Overview

An Adaptive Engine cluster consists of 4 architectural components:
  1. Control plane: hosts the UI, permissions system and user-facing APIs.
  2. Compute plane: spans one or multiple GPU servers, runs AI inference and training.
  3. Shared storage: stores model files and training artifacts.
  4. Database: stores model interactions, projects metadata and overall application state.

High-level overview of Adaptive Engine system architecture

Components

Control plane

The control plane is a low-latency, containerized service, which serves the platform’s user interface and APIs. It runs on CPU and needs as little as 4vCPU and 16GB memory.

Compute plane

The compute plane is a high-performance, multi-modal, multi-GPU, multi-node AI computing framework capable of large scale model training and inference.

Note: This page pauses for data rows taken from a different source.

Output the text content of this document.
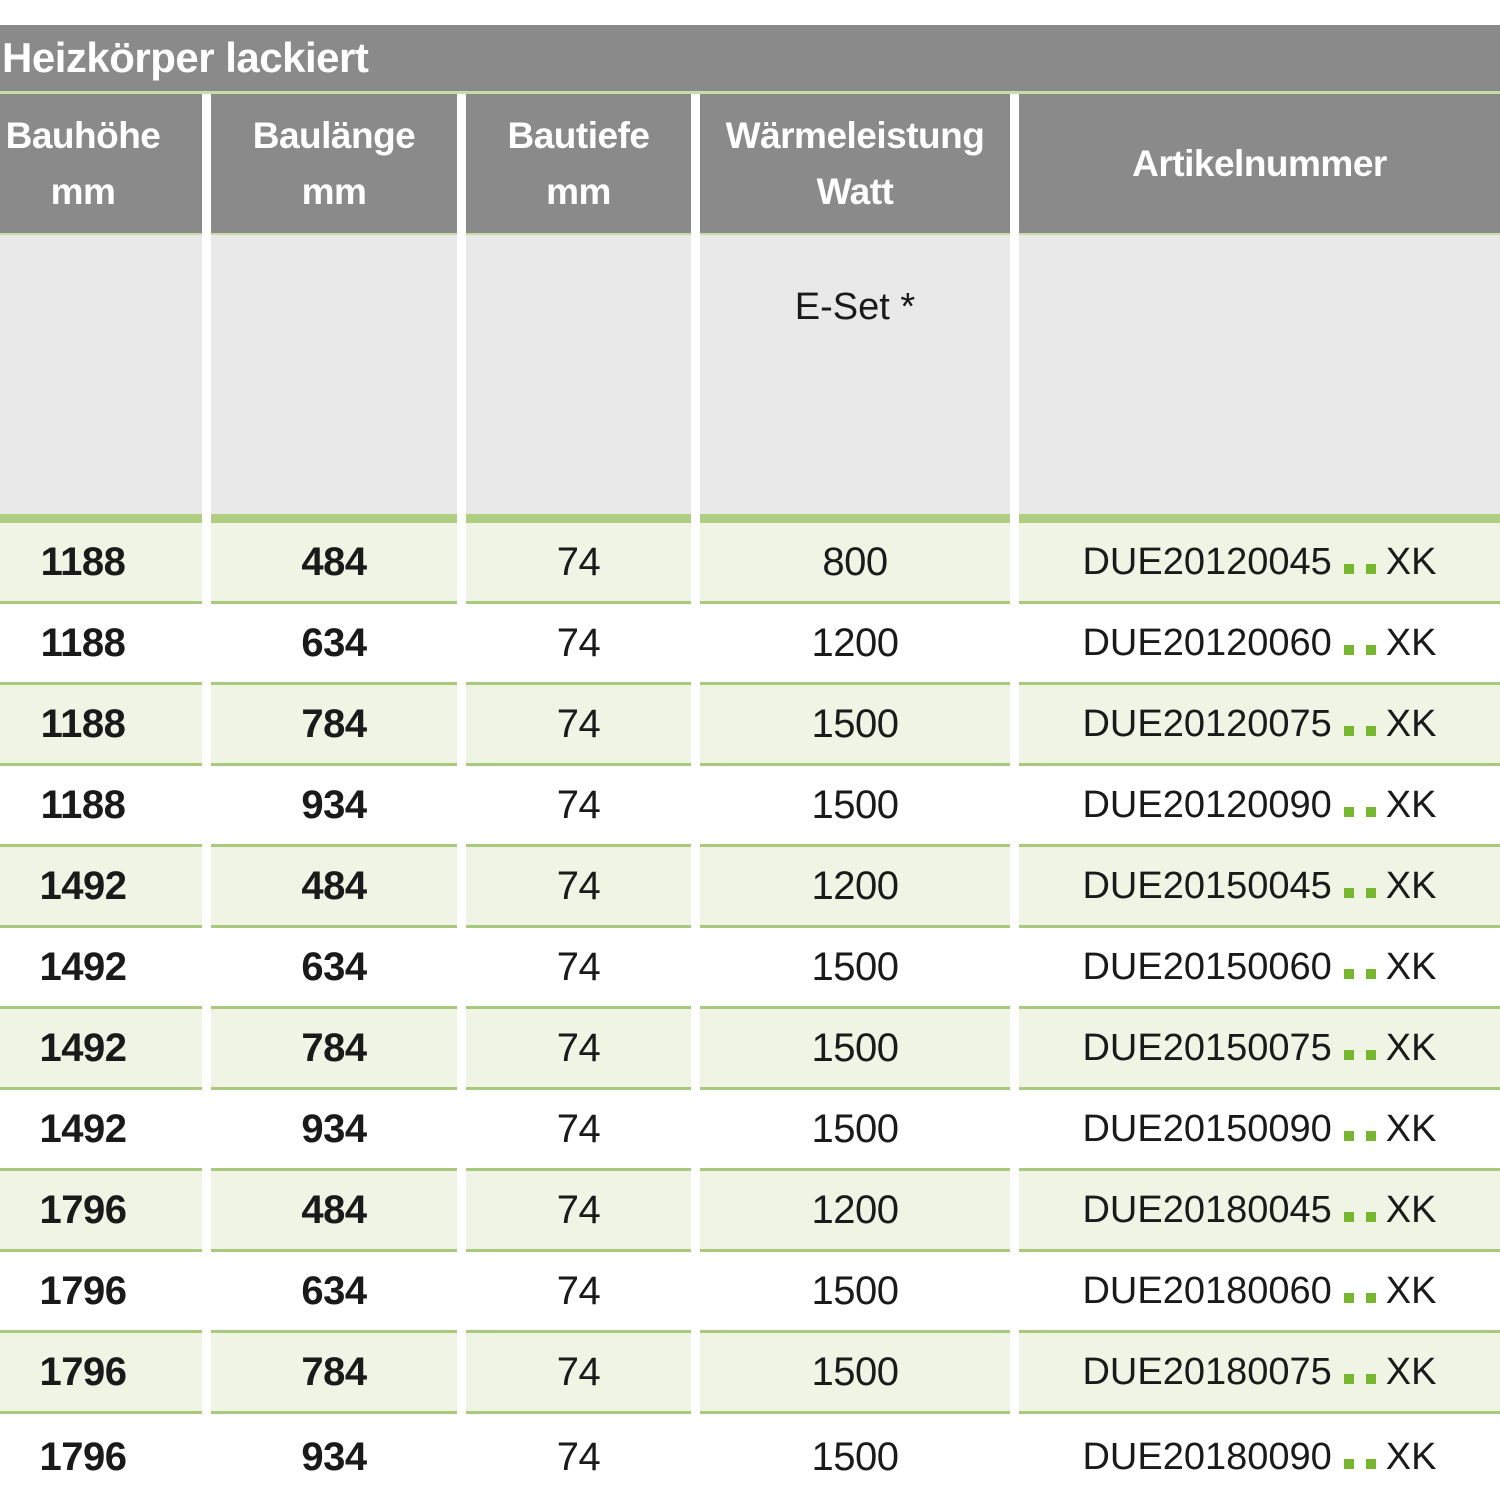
Heizkörper lackiert
Bauhöhe
mm
1188
1188
1188
1188
1492
1492
1492
1492
1796
1796
1796
1796
Baulänge
mm
484
634
784
934
484
634
784
934
484
634
784
934
Bautiefe
mm
74
74
74
74
74
74
74
74
74
74
74
74
Wärmeleistung
Watt
E-Set *
800
1200
1500
1500
1200
1500
1500
1500
1200
1500
1500
1500
Artikelnummer
DUE20120045 XK
DUE20120060 XK
DUE20120075 XK
DUE20120090 XK
DUE20150045 XK
DUE20150060 XK
DUE20150075 XK
DUE20150090 XK
DUE20180045 XK
DUE20180060 XK
DUE20180075 XK
DUE20180090 XK
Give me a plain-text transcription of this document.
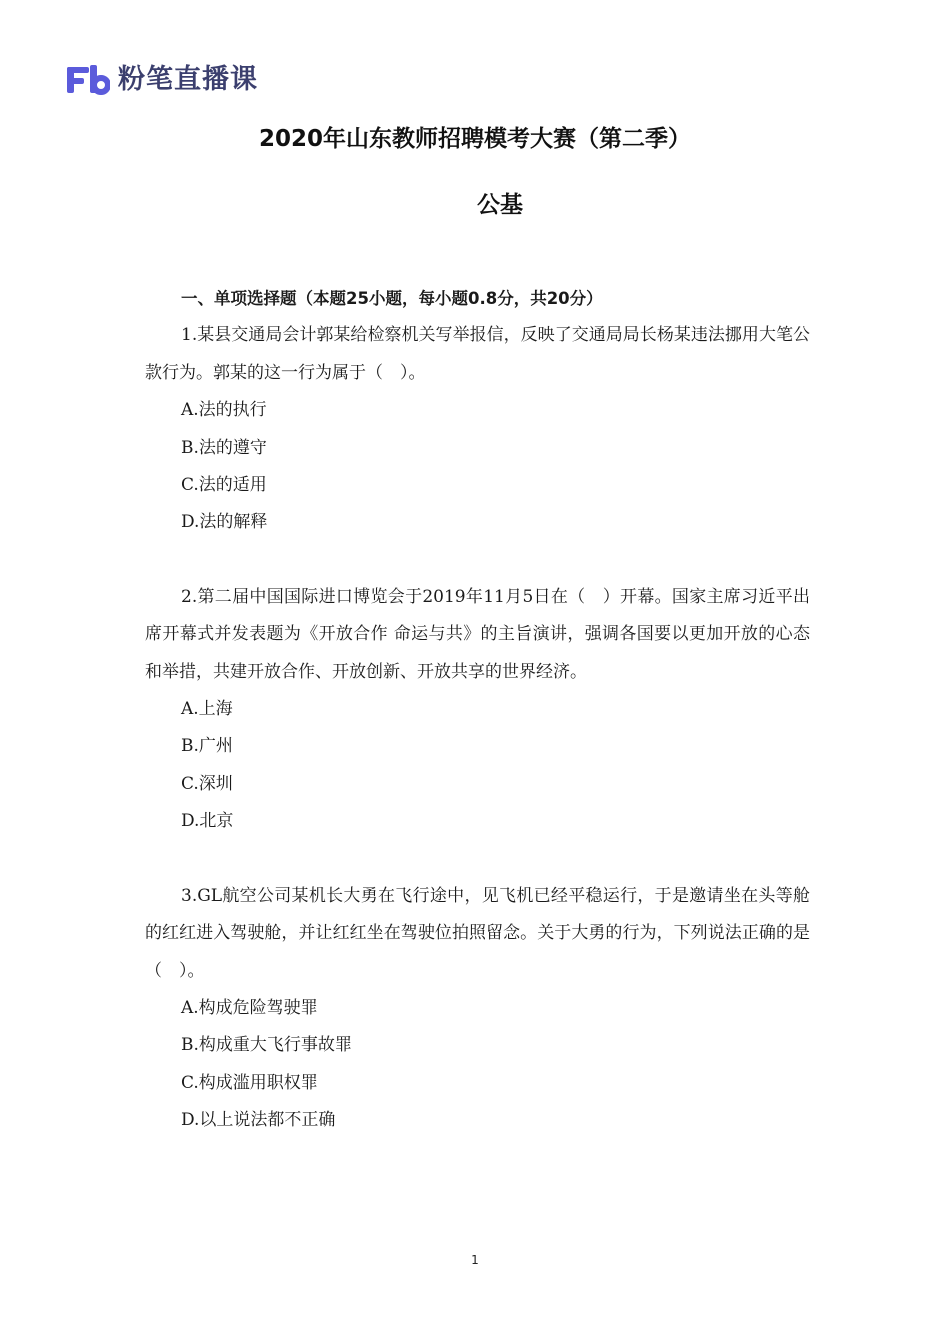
粉笔直播课
2020年山东教师招聘模考大赛（第二季）
公基
一、单项选择题（本题25小题，每小题0.8分，共20分）
1.某县交通局会计郭某给检察机关写举报信，反映了交通局局长杨某违法挪用大笔公款行为。郭某的这一行为属于（　）。
A.法的执行
B.法的遵守
C.法的适用
D.法的解释
2.第二届中国国际进口博览会于2019年11月5日在（　）开幕。国家主席习近平出席开幕式并发表题为《开放合作 命运与共》的主旨演讲，强调各国要以更加开放的心态和举措，共建开放合作、开放创新、开放共享的世界经济。
A.上海
B.广州
C.深圳
D.北京
3.GL航空公司某机长大勇在飞行途中，见飞机已经平稳运行，于是邀请坐在头等舱的红红进入驾驶舱，并让红红坐在驾驶位拍照留念。关于大勇的行为，下列说法正确的是（　）。
A.构成危险驾驶罪
B.构成重大飞行事故罪
C.构成滥用职权罪
D.以上说法都不正确
1
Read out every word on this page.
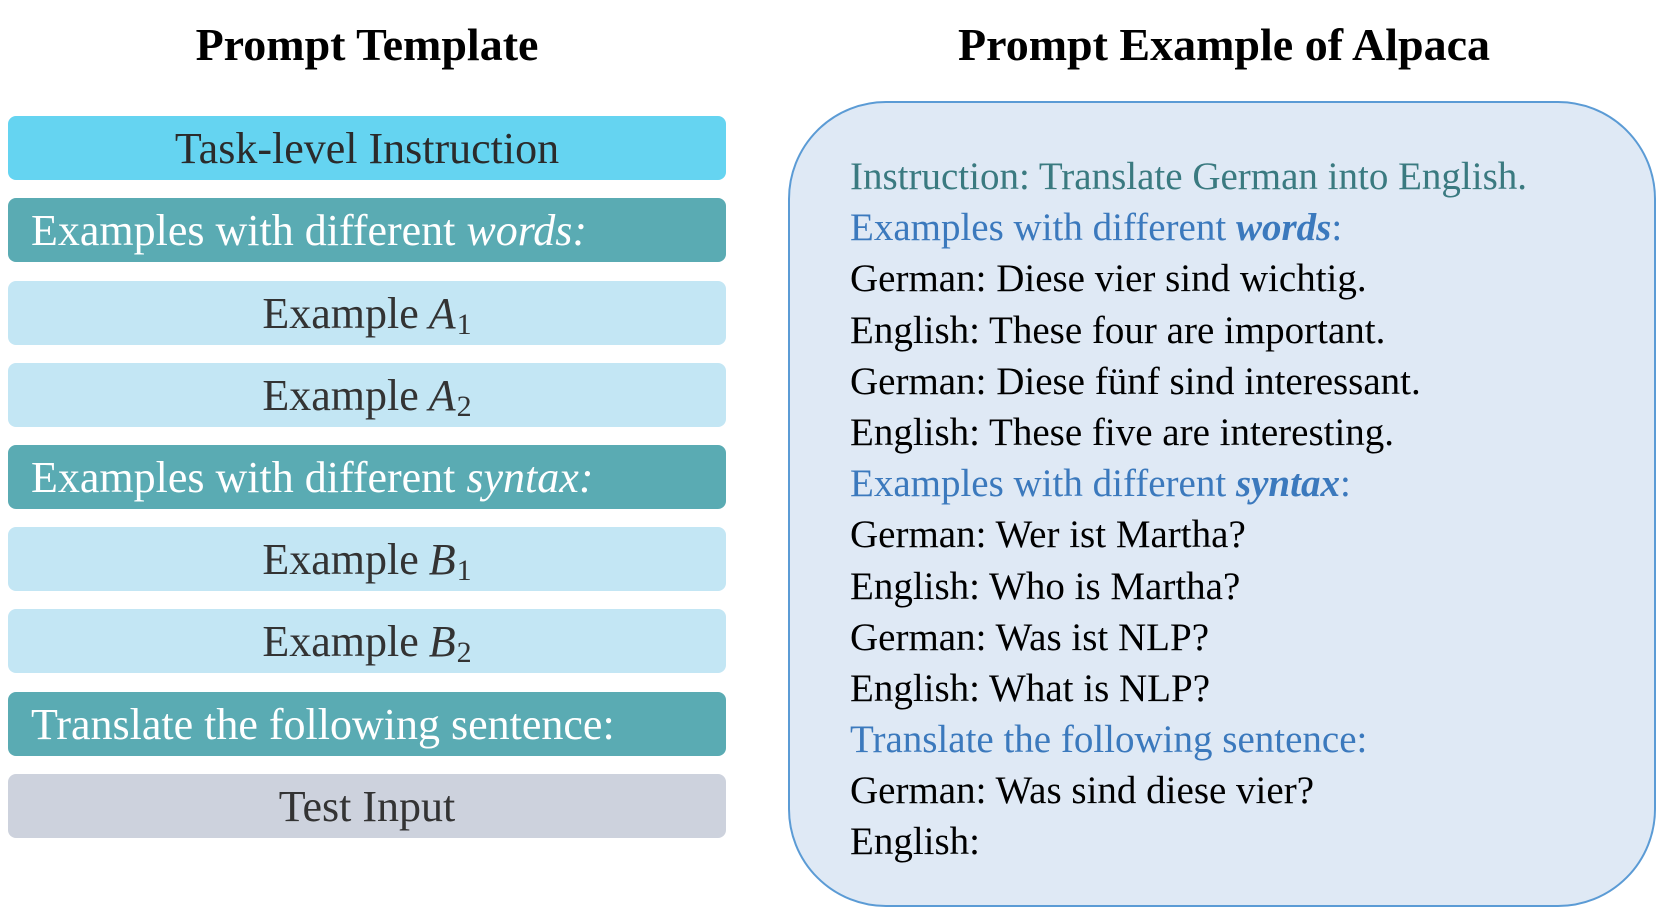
Prompt Template	Prompt Example of Alpaca
Task-level Instruction
Examples with different words:
Example A 1
Example A 2
Examples with different syntax:
Example B 1
Example B 2
Translate the following sentence:
Test Input
Instruction: Translate German into English.
Examples with different words:
German: Diese vier sind wichtig.
English: These four are important.
German: Diese fünf sind interessant.
English: These five are interesting.
Examples with different syntax:
German: Wer ist Martha?
English: Who is Martha?
German: Was ist NLP?
English: What is NLP?
Translate the following sentence:
German: Was sind diese vier?
English:
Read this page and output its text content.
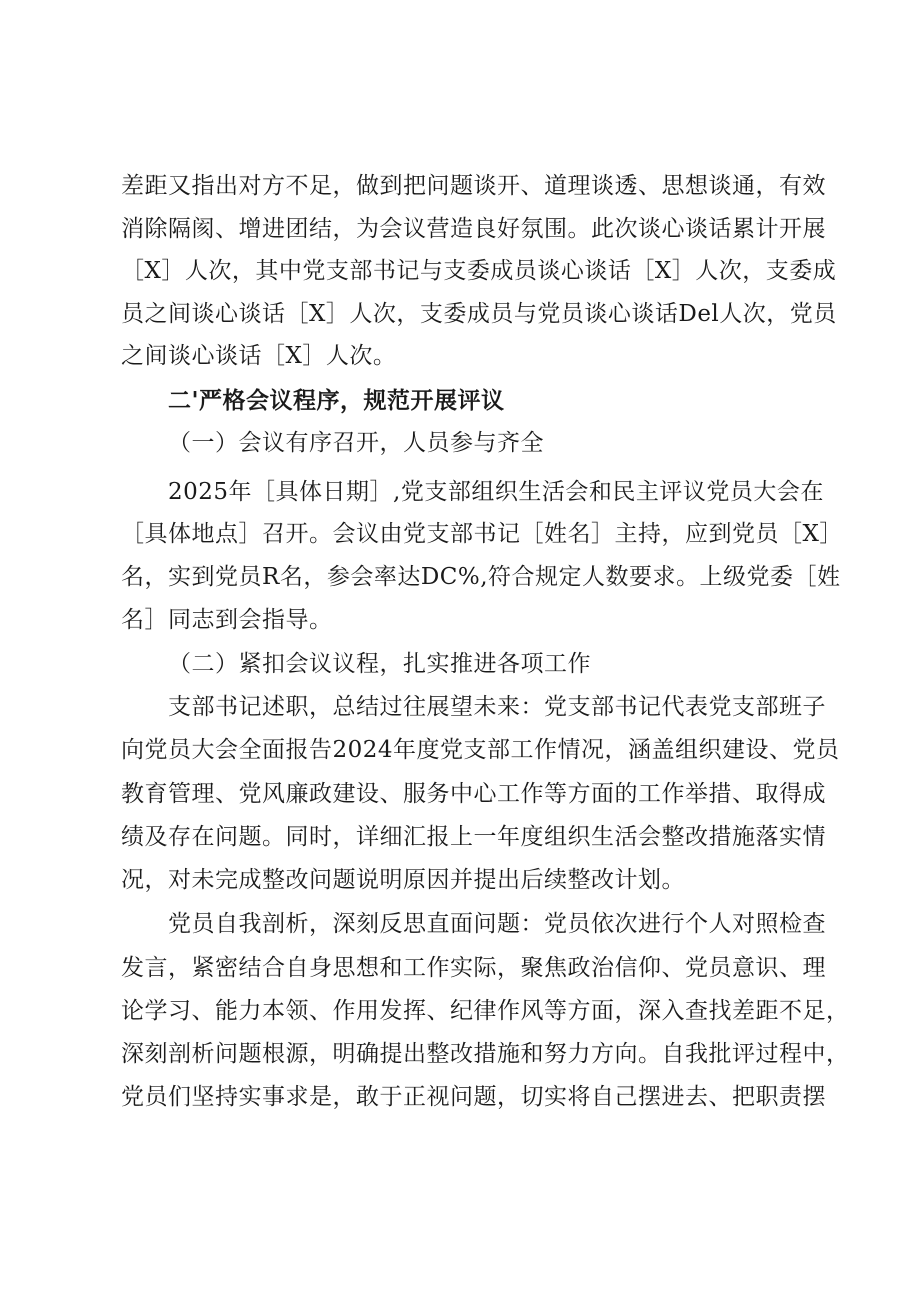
差距又指出对方不足，做到把问题谈开、道理谈透、思想谈通，有效
消除隔阂、增进团结，为会议营造良好氛围。此次谈心谈话累计开展
［X］人次，其中党支部书记与支委成员谈心谈话［X］人次，支委成
员之间谈心谈话［X］人次，支委成员与党员谈心谈话Del人次，党员
之间谈心谈话［X］人次。
二'严格会议程序，规范开展评议
（一）会议有序召开，人员参与齐全
2025年［具体日期］,党支部组织生活会和民主评议党员大会在
［具体地点］召开。会议由党支部书记［姓名］主持，应到党员［X］
名，实到党员R名，参会率达DC%,符合规定人数要求。上级党委［姓
名］同志到会指导。
（二）紧扣会议议程，扎实推进各项工作
支部书记述职，总结过往展望未来：党支部书记代表党支部班子
向党员大会全面报告2024年度党支部工作情况，涵盖组织建设、党员
教育管理、党风廉政建设、服务中心工作等方面的工作举措、取得成
绩及存在问题。同时，详细汇报上一年度组织生活会整改措施落实情
况，对未完成整改问题说明原因并提出后续整改计划。
党员自我剖析，深刻反思直面问题：党员依次进行个人对照检查
发言，紧密结合自身思想和工作实际，聚焦政治信仰、党员意识、理
论学习、能力本领、作用发挥、纪律作风等方面，深入查找差距不足，
深刻剖析问题根源，明确提出整改措施和努力方向。自我批评过程中，
党员们坚持实事求是，敢于正视问题，切实将自己摆进去、把职责摆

It is purpose-built for the most demanding modern AI workloads, including reinforcement learning (RL), pre-training, and high-concurrency multi-model inference
  • The compute plane is compatible with the following NVIDIA GPUs: L40, L40S, A100, H100, H200, B200, GB200.
  • The compute plane can run both on multi-GPU servers or single-GPU servers.
  • The presence of intra-node GPU interconnect (NVLink) is optional, though recommended for training and large-model inference.
  • The compute plane is compatible with PCIe-connected multi-GPU servers, such as Amazon EC2 g6.12xlarge or g6e.12xlarge.

Shared storage

The shared storage stores model files and datasets. It can be any POSIX-compatible storage (local disk, NFS) or S3-compatible object storage.

Database

The database is a v16+ Postgres database which stores model interactions and application metadata, including user permissions and settings. To enforce maximum security, blocking permissions checks are run at each inference, meaning the database must be located sufficiently close to the control plane to avoid penalizing inference performance.

Examples

The below table gives examples of cloud services that can power each component:
ComponentAWSGCPAzure
Control & compute planesAmazon EC2, EKSGCE, GKEAzure VM, AKS
Shared storageAmazon S3, FSx for LustreGCS, FilestoreAzure Files, Azure Blob Storage (with s3proxy)
DatabaseRDS PostgreSQL, AuroraCloud SQL, AlloyDBAzure Database

Architecture observations

  • Adaptive Engine is built on open standards (Linux, Postgres, Rust, Docker) ensuring low infrastructure lock-in and high portability. Adaptive Engine clusters have been successfully deployed across hyperscalers (AWS, Google Cloud, Microsoft Azure), several neoclouds and on-premises data centers across Asia, Europe and North America.
  • The four Adaptive Engine components can be all collocated, so that an Adaptive Engine cluster can technically fit within a single self-sufficient server with no reliance on any extra cloud services.
  • In practice, for sustained use we recommend the use of an external database and an external storage to facilitate the independent scaling of each component, increase availability and limit the blast radius of failures.
  • We recommend GPU VMs to have 300GB+ of local storage to accommodate Docker images and model local cache.

Compute plane deep dive

Detailed architecture of a fictional Amazon EKS deployment with an H200-based static pool for training and a G6e autoscaled pool for inference.

Compute pools

A compute pool is a cell of one or multiple homogeneous servers that receives one or multiple GPU workloads. There are two types of compute pools:
  • Inference pools support inference endpoints only, and can optionally be autoscaled. Read more in the Adaptive Engine Helm Chart.
  • Static pools support an arbitrary amount of stateful servers and cannot be autoscaled. They can however be scaled up and down programmatically with minor transition time.
An Adaptive Engine cluster can accommodate multiple inference pools and multiple static pools, for example representing different capacity reservations or different instance/GPU types.

GPU workloads

Adaptive Engine runs 3 types of GPU workloads:
  1. Inference endpoints, which serve models for low-latency, high-throughput real-time inference and offer a variety of features and controls. Read more in the inference optimization page.
  2. Recipe runs, which are scripted, used-defined batch tasks. Model training, fine-tuning, data generation and evaluation can be scripted as recipe runs. Read more about runs in the runs page.
  3. Interactive sessions, which allow you to directly connect to a GPU via Secure WebSockets for real-time, remote execution of client-side code. Read more about sessions in the recipe page.
Adaptive Engine GPU workloads target one or multiple compute pools:
  • Inference endpoints can run on a combination of multiple inference or static compute pools, making your model deployments scalable and fault-tolerant.
  • Recipe runs and interactive sessions run only on static pools.
  • Within a static pool, it is possible to control the amount of GPUs allocated to recipe runs and interactive sessions using the environment variable ADAPTIVE_EXCLUSIVE_PARTITION_SIZE. For example, on a static pool of 8 x H200 servers cumulating a total of 64 H200 GPUs, ADAPTIVE_EXCLUSIVE_PARTITION_SIZE=60 means that 4 GPUs will be reserved for inference endpoint deployment, and 60 for recipe runs and interactive sessions.